ABSTRACT

Harald Kleinschmidt Introduction For most of the postwar period, migration has been studied in its effects on the populations and institutions of the sovereign state. During the same period, migration policies of governments of sovereign states have mainly consisted in attempts to enforce immigration reduction. Migration has been categorized as a factor of the destabilization of state populations as putative groups of residents. By contrast, institutions of governance other than governments of sovereign states and national as well as transnational civil society institutions have hardly been allowed to play an active role in the formation and implementation of migrations policies. Similarly, at least, if not only, in Europe, regional integration has been approached with the goal of moulding institutions of the state.

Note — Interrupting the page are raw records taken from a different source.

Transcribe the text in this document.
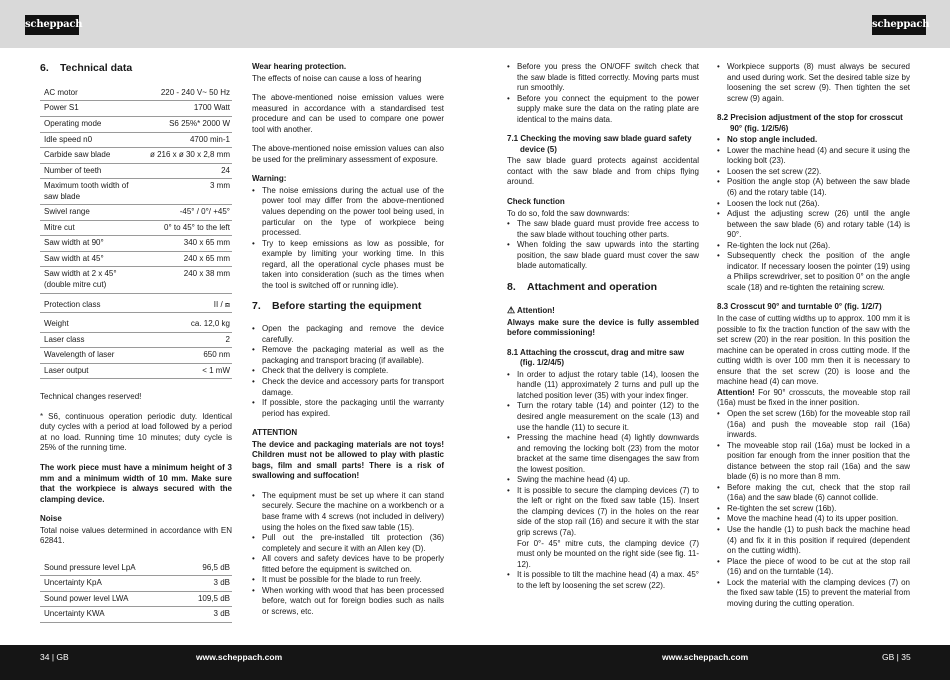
scheppach	scheppach
6. Technical data
AC motor	220 - 240 V~ 50 Hz
Power S1	1700 Watt
Operating mode	S6 25%* 2000 W
Idle speed n0	4700 min-1
Carbide saw blade	ø 216 x ø 30 x 2,8 mm
Number of teeth	24
Maximum tooth width of saw blade	3 mm
Swivel range	-45° / 0°/ +45°
Mitre cut	0° to 45° to the left
Saw width at 90°	340 x 65 mm
Saw width at 45°	240 x 65 mm
Saw width at 2 x 45° (double mitre cut)	240 x 38 mm
Protection class	II / ⧈
Weight	ca. 12,0 kg
Laser class	2
Wavelength of laser	650 nm
Laser output	< 1 mW

Technical changes reserved!

* S6, continuous operation periodic duty. Identical duty cycles with a period at load followed by a period at no load. Running time 10 minutes; duty cycle is 25% of the running time.

The work piece must have a minimum height of 3 mm and a minimum width of 10 mm. Make sure that the workpiece is always secured with the clamping device.

Noise

Total noise values determined in accordance with EN 62841.

Sound pressure level LpA	96,5 dB
Uncertainty KpA	3 dB
Sound power level LWA	109,5 dB
Uncertainty KWA	3 dB
Wear hearing protection.

The effects of noise can cause a loss of hearing

The above-mentioned noise emission values were measured in accordance with a standardised test procedure and can be used to compare one power tool with another.

The above-mentioned noise emission values can also be used for the preliminary assessment of exposure.

Warning:
• The noise emissions during the actual use of the power tool may differ from the above-mentioned values depending on the power tool being used, in particular on the type of workpiece being processed.
• Try to keep emissions as low as possible, for example by limiting your working time. In this regard, all the operational cycle phases must be taken into consideration (such as the times when the tool is switched off or running idle).
7. Before starting the equipment
• Open the packaging and remove the device carefully.
• Remove the packaging material as well as the packaging and transport bracing (if available).
• Check that the delivery is complete.
• Check the device and accessory parts for transport damage.
• If possible, store the packaging until the warranty period has expired.
ATTENTION

The device and packaging materials are not toys! Children must not be allowed to play with plastic bags, film and small parts! There is a risk of swallowing and suffocation!

• The equipment must be set up where it can stand securely. Secure the machine on a workbench or a base frame with 4 screws (not included in delivery) using the holes on the fixed saw table (15).
• Pull out the pre-installed tilt protection (36) completely and secure it with an Allen key (D).
• All covers and safety devices have to be properly fitted before the equipment is switched on.
• It must be possible for the blade to run freely.
• When working with wood that has been processed before, watch out for foreign bodies such as nails or screws, etc.
• Before you press the ON/OFF switch check that the saw blade is fitted correctly. Moving parts must run smoothly.
• Before you connect the equipment to the power supply make sure the data on the rating plate are identical to the mains data.
7.1 Checking the moving saw blade guard safety
device (5)

The saw blade guard protects against accidental contact with the saw blade and from chips flying around.

Check function

To do so, fold the saw downwards:

• The saw blade guard must provide free access to the saw blade without touching other parts.
• When folding the saw upwards into the starting position, the saw blade guard must cover the saw blade automatically.
8. Attachment and operation
⚠ Attention!

Always make sure the device is fully assembled before commissioning!

8.1 Attaching the crosscut, drag and mitre saw
(fig. 1/2/4/5)
• In order to adjust the rotary table (14), loosen the handle (11) approximately 2 turns and pull up the latched position lever (35) with your index finger.
• Turn the rotary table (14) and pointer (12) to the desired angle measurement on the scale (13) and use the handle (11) to secure it.
• Pressing the machine head (4) lightly downwards and removing the locking bolt (23) from the motor bracket at the same time disengages the saw from the lowest position.
• Swing the machine head (4) up.
• It is possible to secure the clamping devices (7) to the left or right on the fixed saw table (15). Insert the clamping devices (7) in the holes on the rear side of the stop rail (16) and secure it with the star grip screws (7a).
For 0°- 45° mitre cuts, the clamping device (7) must only be mounted on the right side (see fig. 11-12).
• It is possible to tilt the machine head (4) a max. 45° to the left by loosening the set screw (22).
• Workpiece supports (8) must always be secured and used during work. Set the desired table size by loosening the set screw (9). Then tighten the set screw (9) again.
8.2 Precision adjustment of the stop for crosscut
90° (fig. 1/2/5/6)
• No stop angle included.
• Lower the machine head (4) and secure it using the locking bolt (23).
• Loosen the set screw (22).
• Position the angle stop (A) between the saw blade (6) and the rotary table (14).
• Loosen the lock nut (26a).
• Adjust the adjusting screw (26) until the angle between the saw blade (6) and rotary table (14) is 90°.
• Re-tighten the lock nut (26a).
• Subsequently check the position of the angle indicator. If necessary loosen the pointer (19) using a Philips screwdriver, set to position 0° on the angle scale (18) and re-tighten the retaining screw.
8.3 Crosscut 90° and turntable 0° (fig. 1/2/7)

In the case of cutting widths up to approx. 100 mm it is possible to fix the traction function of the saw with the set screw (20) in the rear position. In this position the machine can be operated in cross cutting mode. If the cutting width is over 100 mm then it is necessary to ensure that the set screw (20) is loose and the machine head (4) can move.

Attention! For 90° crosscuts, the moveable stop rail (16a) must be fixed in the inner position.

• Open the set screw (16b) for the moveable stop rail (16a) and push the moveable stop rail (16a) inwards.
• The moveable stop rail (16a) must be locked in a position far enough from the inner position that the distance between the stop rail (16a) and the saw blade (6) is no more than 8 mm.
• Before making the cut, check that the stop rail (16a) and the saw blade (6) cannot collide.
• Re-tighten the set screw (16b).
• Move the machine head (4) to its upper position.
• Use the handle (1) to push back the machine head (4) and fix it in this position if required (dependent on the cutting width).
• Place the piece of wood to be cut at the stop rail (16) and on the turntable (14).
• Lock the material with the clamping devices (7) on the fixed saw table (15) to prevent the material from moving during the cutting operation.
34 | GB	www.scheppach.com	www.scheppach.com	GB | 35
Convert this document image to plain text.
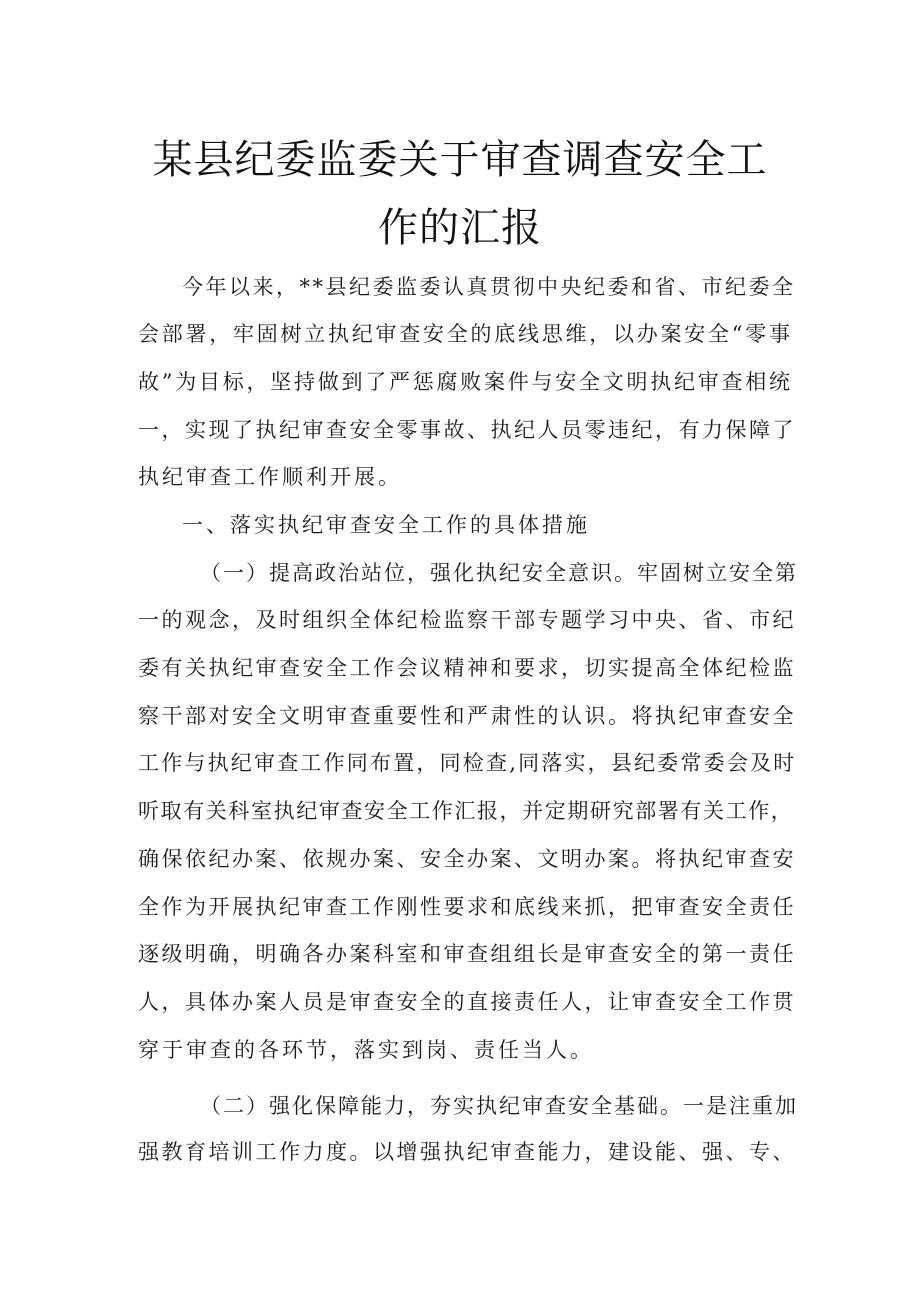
某县纪委监委关于审查调查安全工
作的汇报

今年以来，**县纪委监委认真贯彻中央纪委和省、市纪委全

会部署，牢固树立执纪审查安全的底线思维，以办案安全“零事

故”为目标，坚持做到了严惩腐败案件与安全文明执纪审查相统

一，实现了执纪审查安全零事故、执纪人员零违纪，有力保障了

执纪审查工作顺利开展。

一、落实执纪审查安全工作的具体措施

（一）提高政治站位，强化执纪安全意识。牢固树立安全第

一的观念，及时组织全体纪检监察干部专题学习中央、省、市纪

委有关执纪审查安全工作会议精神和要求，切实提高全体纪检监

察干部对安全文明审查重要性和严肃性的认识。将执纪审查安全

工作与执纪审查工作同布置，同检查,同落实，县纪委常委会及时

听取有关科室执纪审查安全工作汇报，并定期研究部署有关工作，

确保依纪办案、依规办案、安全办案、文明办案。将执纪审查安

全作为开展执纪审查工作刚性要求和底线来抓，把审查安全责任

逐级明确，明确各办案科室和审查组组长是审查安全的第一责任

人，具体办案人员是审查安全的直接责任人，让审查安全工作贯

穿于审查的各环节，落实到岗、责任当人。

（二）强化保障能力，夯实执纪审查安全基础。一是注重加

强教育培训工作力度。以增强执纪审查能力，建设能、强、专、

Thus, within and with regard to Europe, theorists as well as practical decision-makers have looked at regional integration in attempts to predict the likelihood or lack of likelihood that regional institutions might absorb institutions of governance pertaining to the sovereign state, thereby reducing the significance of international borders. Even though processes of regionalism elsewhere in the world have had less impact on the transformation of institutions, regional integration theorists have continued to be about potential consequences of regionalism for the destabilization of state institutions. Lastly, security has been the subject of inquiry mainly under the presumption that the state can and should be the unit which can provide security and for which security has to be provided in military terms. However, issues beyond military matters, such as environmental degradation, resource scarcity and political inequality, have been securitized over a period of some twenty years and the human individual has been recognized as a unit for whom security in a broader sense should be provided. Nevertheless, recognition of the widening range of issues covered in security discourses has been slow. Thus as late as in 2003, the UN-sponsored international Commission on Human Security could take the view that what they termed ‘human security’ was a new issue in international politics.